Public Provident Fund Extension Rules Explained

MySandesh
2 Min Read

The Public Provident Fund (PPF) is one of the most trusted long-term investment options in India.

It comes with a 15-year lock-in period, making it ideal for disciplined savings.

But here’s something many people don’t know—you don’t have to close your PPF account after 15 years.

You can actually continue it and keep earning interest.

What Happens After 15 Years?

Once your PPF account completes 15 years, you get two simple options.

You can either withdraw the full amount and close the account, or extend it for another 5 years.

There’s no limit on how many times you can extend it.

You can keep renewing it in blocks of 5 years as long as you want.
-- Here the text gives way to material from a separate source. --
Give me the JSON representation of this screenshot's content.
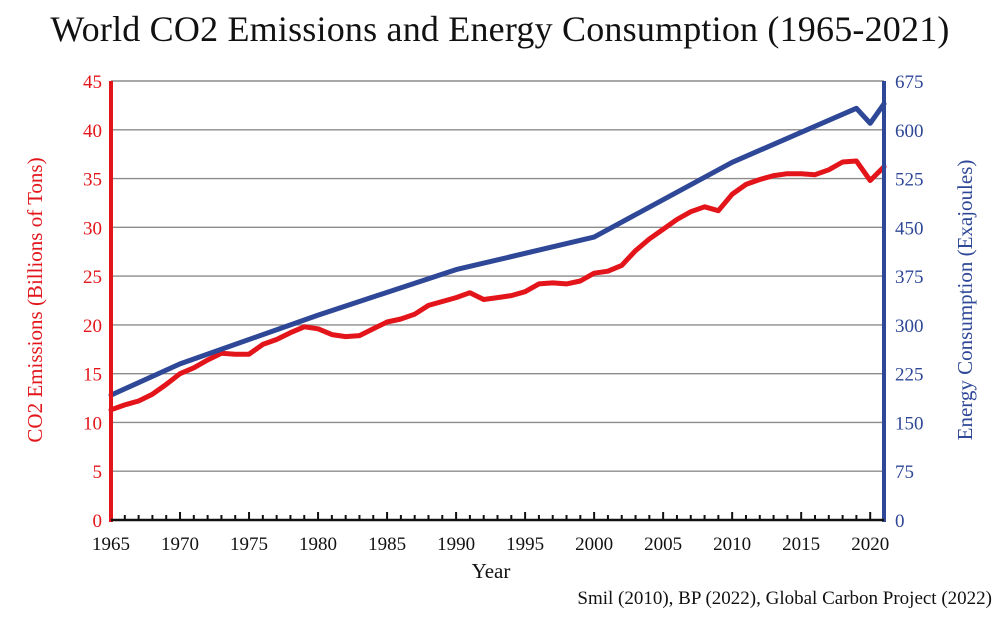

However, extension is not automatic.

If you want to continue investing, you must submit a request within one year of maturity.

Two Ways to Extend Your PPF Account

You can extend your PPF account in two different ways, depending on your financial goals.

With Contribution

In this option, you continue investing money into your PPF account.

Your deposits keep earning interest, helping your savings grow further over time.

Without Contribution

If you don’t want to invest more, you can still extend your account.

Your existing balance will continue to earn interest without any new deposits.

This is a good option if you want to let your savings grow passively.

Why Extending PPF is a Smart Move

PPF currently offers an interest rate of around 7.1% and comes with EEE (Exempt-Exempt-Exempt) tax benefits.

This means your investment, interest earned, and maturity amount are all tax-free.

Extending your PPF account allows you to keep earning safe and tax-free returns without taking any market risk.

For those who prefer stability and long-term growth, continuing PPF even after maturity can be a smart and reliable financial decision.